Наш большевистский гость терпеливо слушал, слушал, а потом сказал:
- Ну, хорошо, пропели старые, а теперь давайте споем новые, и предложил Интернационал.
Тут наша управляющая, воодушевленная и гордая своим голосом и пением, как вскочит, как раскроет свой рот, - так никак его закрыть не смогла.
- Я, я! - кричала она на весь двор, - буду я петь их паршивый интернационал!
Паскудиться! Пошли они все к черту. Вот "Боже царя храни" - запою.
- Уймите эту сумасшедшую, - воскликнул наш гость, обращаясь ко мне, - я ведь, партиец, я не имею права слушать такие речи, я ради вас терплю.
- Александра Степановна, успокойтесь, ради Бога! Думайте, что хотите про себя, - говорила я ей на ухо, тряся и дергая вниз за руку, да помолчите лучше.
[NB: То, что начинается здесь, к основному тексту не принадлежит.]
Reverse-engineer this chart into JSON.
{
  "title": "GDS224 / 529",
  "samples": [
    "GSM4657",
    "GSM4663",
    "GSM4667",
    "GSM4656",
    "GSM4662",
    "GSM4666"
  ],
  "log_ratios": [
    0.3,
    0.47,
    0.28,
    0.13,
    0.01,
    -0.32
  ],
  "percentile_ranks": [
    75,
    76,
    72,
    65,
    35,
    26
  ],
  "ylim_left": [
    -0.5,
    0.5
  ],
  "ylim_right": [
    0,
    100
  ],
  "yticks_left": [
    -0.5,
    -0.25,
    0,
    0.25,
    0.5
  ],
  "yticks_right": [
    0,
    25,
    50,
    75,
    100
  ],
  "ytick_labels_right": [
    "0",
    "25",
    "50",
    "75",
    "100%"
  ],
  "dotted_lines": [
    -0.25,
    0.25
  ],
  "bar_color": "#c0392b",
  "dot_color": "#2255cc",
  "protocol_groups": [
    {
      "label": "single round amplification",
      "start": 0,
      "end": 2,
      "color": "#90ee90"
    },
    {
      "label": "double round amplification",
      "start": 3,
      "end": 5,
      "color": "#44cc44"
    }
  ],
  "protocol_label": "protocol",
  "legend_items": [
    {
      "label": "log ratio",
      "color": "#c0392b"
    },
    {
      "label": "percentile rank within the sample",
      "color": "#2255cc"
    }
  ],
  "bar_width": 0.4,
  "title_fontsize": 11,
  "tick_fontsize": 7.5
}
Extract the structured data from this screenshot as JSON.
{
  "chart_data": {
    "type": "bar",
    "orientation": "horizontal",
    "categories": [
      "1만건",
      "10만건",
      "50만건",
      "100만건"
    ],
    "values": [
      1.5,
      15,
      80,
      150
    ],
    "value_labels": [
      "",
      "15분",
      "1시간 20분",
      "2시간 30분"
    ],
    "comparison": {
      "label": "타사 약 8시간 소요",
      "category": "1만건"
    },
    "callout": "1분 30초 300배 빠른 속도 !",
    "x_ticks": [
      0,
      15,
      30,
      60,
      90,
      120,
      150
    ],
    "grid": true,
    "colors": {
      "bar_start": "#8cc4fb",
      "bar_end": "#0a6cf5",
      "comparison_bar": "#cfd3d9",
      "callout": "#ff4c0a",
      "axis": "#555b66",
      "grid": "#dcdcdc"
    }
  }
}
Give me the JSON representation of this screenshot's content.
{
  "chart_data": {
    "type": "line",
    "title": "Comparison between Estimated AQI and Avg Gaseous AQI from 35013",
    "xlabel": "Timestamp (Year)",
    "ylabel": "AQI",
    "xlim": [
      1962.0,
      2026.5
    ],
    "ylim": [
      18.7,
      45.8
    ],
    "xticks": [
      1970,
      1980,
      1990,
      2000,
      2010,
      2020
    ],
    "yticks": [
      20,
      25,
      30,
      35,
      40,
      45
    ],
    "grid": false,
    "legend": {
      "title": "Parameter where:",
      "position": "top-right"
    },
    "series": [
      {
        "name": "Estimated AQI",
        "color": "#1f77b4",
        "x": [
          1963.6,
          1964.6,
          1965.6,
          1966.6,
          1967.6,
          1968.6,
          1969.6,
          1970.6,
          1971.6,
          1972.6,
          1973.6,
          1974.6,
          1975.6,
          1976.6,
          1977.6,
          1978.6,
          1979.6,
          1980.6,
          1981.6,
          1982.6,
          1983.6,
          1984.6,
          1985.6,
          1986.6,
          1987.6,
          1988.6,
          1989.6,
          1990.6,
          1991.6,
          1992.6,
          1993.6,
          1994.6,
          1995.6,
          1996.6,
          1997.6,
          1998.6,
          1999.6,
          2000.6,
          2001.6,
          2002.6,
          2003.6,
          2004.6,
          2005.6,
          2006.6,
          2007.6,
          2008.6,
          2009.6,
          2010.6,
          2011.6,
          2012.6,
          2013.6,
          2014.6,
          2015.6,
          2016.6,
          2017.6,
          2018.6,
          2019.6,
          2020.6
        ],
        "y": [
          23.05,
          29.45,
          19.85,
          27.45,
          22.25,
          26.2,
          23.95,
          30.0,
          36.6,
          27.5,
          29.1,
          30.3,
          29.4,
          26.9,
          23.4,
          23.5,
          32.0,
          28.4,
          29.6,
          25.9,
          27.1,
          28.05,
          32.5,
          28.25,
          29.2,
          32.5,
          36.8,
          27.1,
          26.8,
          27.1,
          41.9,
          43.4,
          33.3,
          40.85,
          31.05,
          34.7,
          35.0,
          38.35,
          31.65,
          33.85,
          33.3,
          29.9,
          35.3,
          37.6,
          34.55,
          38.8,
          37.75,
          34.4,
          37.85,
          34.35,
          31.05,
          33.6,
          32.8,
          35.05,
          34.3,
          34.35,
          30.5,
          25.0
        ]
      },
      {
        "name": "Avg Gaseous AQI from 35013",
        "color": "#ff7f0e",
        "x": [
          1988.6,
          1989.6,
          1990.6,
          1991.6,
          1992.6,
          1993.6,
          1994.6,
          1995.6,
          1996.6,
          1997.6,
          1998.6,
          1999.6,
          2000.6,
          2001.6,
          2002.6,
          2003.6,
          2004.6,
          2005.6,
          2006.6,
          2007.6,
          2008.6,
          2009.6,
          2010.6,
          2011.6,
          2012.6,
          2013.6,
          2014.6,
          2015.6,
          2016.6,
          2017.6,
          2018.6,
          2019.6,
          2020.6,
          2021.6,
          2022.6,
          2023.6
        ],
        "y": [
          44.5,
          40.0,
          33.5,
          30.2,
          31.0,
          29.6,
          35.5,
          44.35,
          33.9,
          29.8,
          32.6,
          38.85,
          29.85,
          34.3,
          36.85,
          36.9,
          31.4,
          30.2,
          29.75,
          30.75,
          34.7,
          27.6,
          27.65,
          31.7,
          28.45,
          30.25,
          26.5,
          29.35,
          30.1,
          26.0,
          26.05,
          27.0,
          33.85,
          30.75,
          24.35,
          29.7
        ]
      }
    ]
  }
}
- А чего я буду молчать, - не могу я говорить, что хочу и думаю? - продолжала она все так же, - они еще может захотят, чтобы я их Ленина воспевала. Этого... - прервав, она вскочила и убежала в дом, хлопнув со всего размаха дверьми.
На крыльце воцарилась гнетущее молчание.
- По настоящему я должен был бы немедленно ее арестовать. Эта идиотка все равно не уйдет от этого. Но пусть это сделает кто-либо другой, а я... я лучше..., - произнес спокойным, удивившим меня тоном, большевик и, недокончив своих слов, он поднялся и уехал.
После этого он к нам больше не показывался. В Ромейках наступило затишье. Большевики ушли дальше в Польшу и никто из них некоторое время у нас не появлялся.


Примерно в середине августа - это был 1920 год - подходя к дому со стороны сада с корзинкою помидоров, я услышала громкий мужской голос, повелительно отдававший приказания:
- Степан, скажи чтобы напоили лошадей! Как не напомню, то никто не подумает. Да, позови сюда...
Обойдя кусты, я увидела, не веря своим глазам, на крыльце русского офицера. Хотя его мундир не носил знаков офицерского отличия, но по его уверенной, видимо, привычной манере отдавать приказания, по его военной выправке сразу видно было офицера. Послушно вытянувшись перед ним, внизу стоял у ступенек солдат.
"Что за наваждение? - совсем картинка из старой русской армии", недоумевала я, проходя через черный ход на кухню. "Однако это подозрительно, почему опять появились военные?" - продолжала я размышлять.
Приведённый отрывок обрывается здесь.